Rick Ramos was born in Santa Monica, lived in Venice Beach, and has been in Idaho for three years. He was the youngest of three; his father married three times and had a child with each wife. He grew up in a beach town community, where his mother worked as a hairdresser and his father worked on a loading dock. He was never attracted to women and he came out to his mother when she asked if he was gay. Ramos discusses sexuality in the pre-AIDS era, homophobic employers in California, and his involvement and mentoring with the United Church of Christ. He describes the differences in gay culture and life between California and Idaho.
Steve Martin was born in California in 1966. He moved to Caldwell for high school. He self-identifies as a gay man and came out twice, at ages 23 and 26. In the mid- to late-1990s, Martin became involved in LGBTQ activities and organizations. Preferring the word "advocate" over "activist," he was part of The Community Center, and Your Family, Friends and Neighbors. He discusses plays and activities of Spontaneous Productions, a gay community theatre group. He works for the Pride Foundation.
Theron Wayne McGriff was born on July 14th, 1963 in Pine Bluff, Arkansas and grew up on a farm in nearby Star City. He went through a difficult and precedent setting court case for custody of his two children, Callan and Payton. At the time of the interview, he had no relationship with his one older sister due to her behavior during the custody case. Theron met, dated and quickly married his ex-wife, Shawn, in their late twenties. She divorced him after they moved to Idaho Falls and one year later he started dating his partner, Nick Case. He has since had a significant impact on his community. Along with some friends, he started an HIV/AIDS black tie fundraising event. He became the first president of the resulting event organization, Breaking Boundaries. His work with Breaking Boundaries, Pride Foundation, the precedent setting court case and his support of people going through similar cases across the country, have led to a great deal of deserved recognition. This ranges from the mayor’s choice award for their 4th of July Breaking Boundaries parade float to the President’s Call to Service Award and the National LGBT Bar Association and the Lavender Law Association’s Pioneering LGBT Parents Award.
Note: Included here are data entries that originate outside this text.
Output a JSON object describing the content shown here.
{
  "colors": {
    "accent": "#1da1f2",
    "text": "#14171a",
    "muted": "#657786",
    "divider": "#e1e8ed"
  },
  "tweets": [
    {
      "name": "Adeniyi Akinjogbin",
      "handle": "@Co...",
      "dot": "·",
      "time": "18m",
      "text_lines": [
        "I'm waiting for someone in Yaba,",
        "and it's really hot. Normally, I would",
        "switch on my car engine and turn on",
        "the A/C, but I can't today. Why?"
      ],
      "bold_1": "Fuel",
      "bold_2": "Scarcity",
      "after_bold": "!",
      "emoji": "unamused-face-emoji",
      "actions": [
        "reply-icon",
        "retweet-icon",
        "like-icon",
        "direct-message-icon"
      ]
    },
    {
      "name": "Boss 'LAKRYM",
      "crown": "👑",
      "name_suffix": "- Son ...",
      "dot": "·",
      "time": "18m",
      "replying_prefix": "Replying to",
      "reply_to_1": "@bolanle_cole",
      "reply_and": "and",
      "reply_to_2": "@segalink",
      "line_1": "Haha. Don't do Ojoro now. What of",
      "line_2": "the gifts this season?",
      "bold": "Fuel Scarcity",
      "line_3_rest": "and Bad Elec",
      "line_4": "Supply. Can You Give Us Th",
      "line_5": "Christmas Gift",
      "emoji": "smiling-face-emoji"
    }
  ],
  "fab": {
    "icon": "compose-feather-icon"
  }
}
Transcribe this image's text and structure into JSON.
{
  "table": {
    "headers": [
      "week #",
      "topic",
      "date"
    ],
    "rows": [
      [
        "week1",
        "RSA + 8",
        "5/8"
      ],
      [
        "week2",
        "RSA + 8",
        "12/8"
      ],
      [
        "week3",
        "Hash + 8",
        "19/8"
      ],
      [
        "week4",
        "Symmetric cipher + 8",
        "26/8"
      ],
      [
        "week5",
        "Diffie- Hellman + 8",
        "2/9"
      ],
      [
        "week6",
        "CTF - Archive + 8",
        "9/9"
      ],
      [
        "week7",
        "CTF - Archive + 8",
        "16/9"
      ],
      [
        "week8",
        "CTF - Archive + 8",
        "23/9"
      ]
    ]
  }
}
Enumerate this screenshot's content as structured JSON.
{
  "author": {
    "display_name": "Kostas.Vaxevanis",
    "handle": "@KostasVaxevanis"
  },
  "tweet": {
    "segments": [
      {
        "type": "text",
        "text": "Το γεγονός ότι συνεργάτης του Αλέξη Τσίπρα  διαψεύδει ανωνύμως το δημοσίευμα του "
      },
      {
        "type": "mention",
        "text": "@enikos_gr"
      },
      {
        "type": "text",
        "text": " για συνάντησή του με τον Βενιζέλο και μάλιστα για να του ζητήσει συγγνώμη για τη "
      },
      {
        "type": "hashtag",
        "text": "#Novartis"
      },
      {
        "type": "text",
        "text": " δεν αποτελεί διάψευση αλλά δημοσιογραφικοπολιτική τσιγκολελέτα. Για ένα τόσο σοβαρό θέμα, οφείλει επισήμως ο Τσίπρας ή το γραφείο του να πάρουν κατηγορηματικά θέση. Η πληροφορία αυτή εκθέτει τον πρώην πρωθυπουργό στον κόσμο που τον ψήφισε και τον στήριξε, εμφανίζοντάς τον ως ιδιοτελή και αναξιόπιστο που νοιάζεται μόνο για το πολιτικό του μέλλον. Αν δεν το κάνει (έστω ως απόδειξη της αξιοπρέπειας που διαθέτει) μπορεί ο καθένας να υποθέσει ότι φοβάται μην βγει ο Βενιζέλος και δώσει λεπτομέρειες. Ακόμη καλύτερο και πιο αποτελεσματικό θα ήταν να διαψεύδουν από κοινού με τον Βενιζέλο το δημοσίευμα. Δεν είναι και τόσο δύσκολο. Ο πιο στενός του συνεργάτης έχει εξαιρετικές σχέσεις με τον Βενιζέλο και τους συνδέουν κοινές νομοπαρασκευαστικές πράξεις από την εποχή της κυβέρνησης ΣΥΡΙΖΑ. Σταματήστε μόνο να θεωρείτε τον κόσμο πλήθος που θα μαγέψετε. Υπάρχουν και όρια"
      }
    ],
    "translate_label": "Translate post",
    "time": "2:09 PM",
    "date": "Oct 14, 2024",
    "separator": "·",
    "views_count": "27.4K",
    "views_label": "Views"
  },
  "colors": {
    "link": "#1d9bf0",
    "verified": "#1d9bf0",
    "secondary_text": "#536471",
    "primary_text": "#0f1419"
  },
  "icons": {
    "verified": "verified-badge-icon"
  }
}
He feels that, “You don’t need to explain who and what you are. If people have an issue with it, it’s that, it’s their issue.” The background noise throughout the interview is the breaking down of the previous night’s 10th anniversary Breaking Boundaries event which drew 400 people and raised approximately $35,000. His relationship with his daughters, Nick and the impact of the custody case are woven throughout the interview.
This Lesbian, Gay, Bisexual, Transgender, Queer (LGBTQ) Oral History Project began as a key component of a cross-listed Boise State University course, Intro to LGBTQ Studies (GEN 380, HIS 381, SOC 497). Dr. Riley Caldwell-O’Keefe taught the course and designed the project as an interactive learning tool to help students understand LGBTQ history, with special emphasis on Idaho history, and the impacts of this history on local individuals. In addition to this history and context, students learned interviewing techniques throughout the semester. We discussed ethical considerations and obtained Institutional Review Board (IRB) approval for the project. Throughout the process, we worked with Boise State Special Collections librarians, Alan Virta and Cheryl Oestreicher. The culmination and digital release of the collection would have been impossible without them. We are thrilled and honored to offer these first-person insights which help provide a more well-rounded and comprehensive story of Idaho history.